The merger is the prerequisite for treating /clear as a hard boundary. Without it, /clear-spam would tank the score of diligent developers.

/clear is the strongest single boundary signal. Here is what happens when the plugin emits one:

  1. Session closes. The current session is sealed and queued for scoring. The next user prompt opens a fresh session.
  2. The closed session is graded as-is. Whatever state the work was in at the /clear moment is what the outcome judge sees.

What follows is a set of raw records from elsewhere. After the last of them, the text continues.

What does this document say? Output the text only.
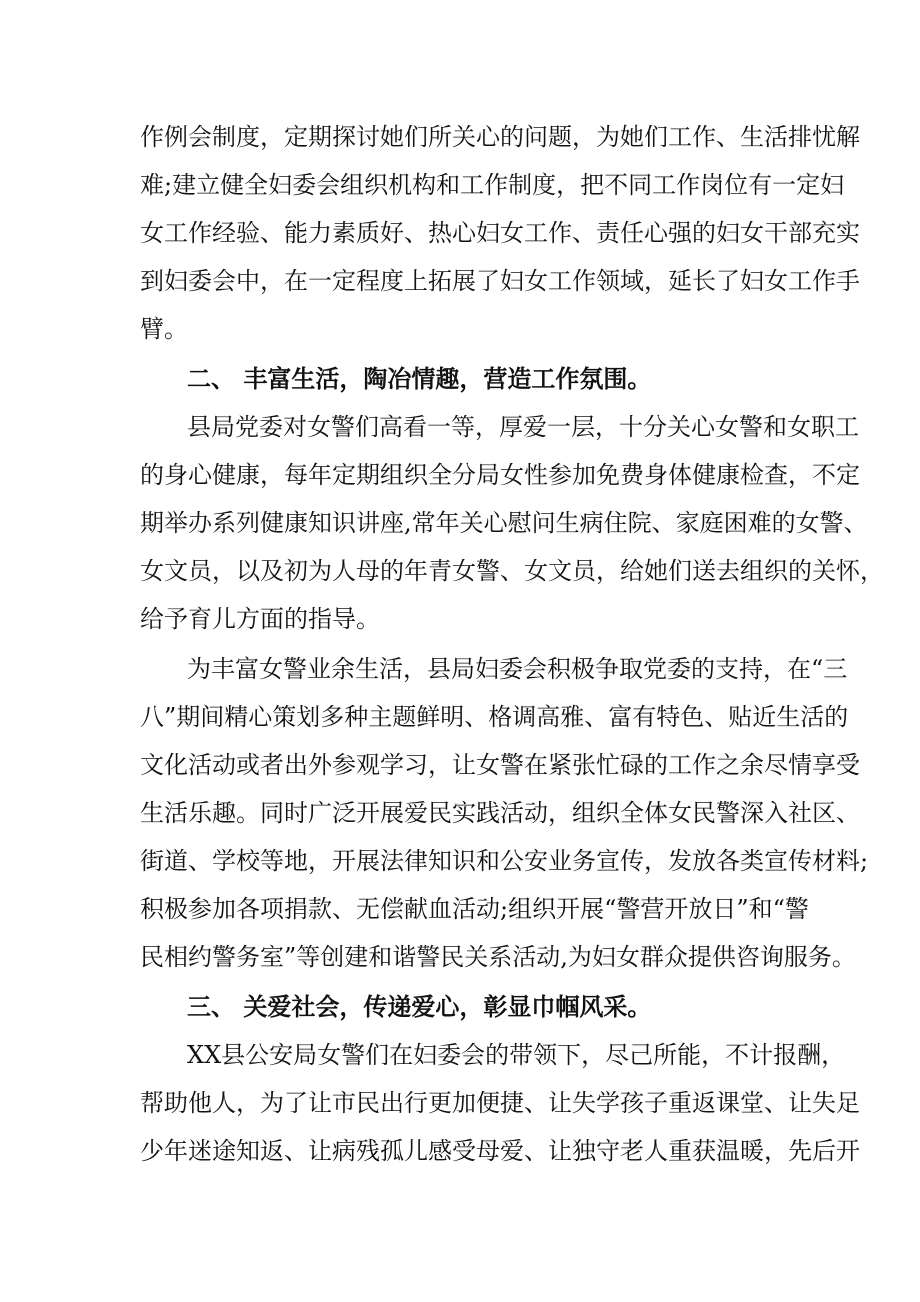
作例会制度，定期探讨她们所关心的问题，为她们工作、生活排忧解
难;建立健全妇委会组织机构和工作制度，把不同工作岗位有一定妇
女工作经验、能力素质好、热心妇女工作、责任心强的妇女干部充实
到妇委会中，在一定程度上拓展了妇女工作领域，延长了妇女工作手
臂。
二、 丰富生活，陶冶情趣，营造工作氛围。
县局党委对女警们高看一等，厚爱一层，十分关心女警和女职工
的身心健康，每年定期组织全分局女性参加免费身体健康检查，不定
期举办系列健康知识讲座,常年关心慰问生病住院、家庭困难的女警、
女文员，以及初为人母的年青女警、女文员，给她们送去组织的关怀，
给予育儿方面的指导。
为丰富女警业余生活，县局妇委会积极争取党委的支持，在“三
八”期间精心策划多种主题鲜明、格调高雅、富有特色、贴近生活的
文化活动或者出外参观学习，让女警在紧张忙碌的工作之余尽情享受
生活乐趣。同时广泛开展爱民实践活动，组织全体女民警深入社区、
街道、学校等地，开展法律知识和公安业务宣传，发放各类宣传材料;
积极参加各项捐款、无偿献血活动;组织开展“警营开放日”和“警
民相约警务室”等创建和谐警民关系活动,为妇女群众提供咨询服务。
三、 关爱社会，传递爱心，彰显巾帼风采。
XX县公安局女警们在妇委会的带领下，尽己所能，不计报酬，
帮助他人，为了让市民出行更加便捷、让失学孩子重返课堂、让失足
少年迷途知返、让病残孤儿感受母爱、让独守老人重获温暖，先后开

If you /clear before verifying a fix, the session may not crush — see How to crush a session explicitly.
  3. Anti-fragmentation merge runs. If the next session starts within 10 minutes and touches ≥50% of the same files, the two sessions are merged back into one. The merged session is re-scored as a single unit, so a mid-task /clear does not split one task into two failed sessions.
  4. /compact is different. It compresses the transcript but keeps the goal — so it is not a session boundary. Use /compact when you want to free context without ending the task; use /clear when you are actually starting something new.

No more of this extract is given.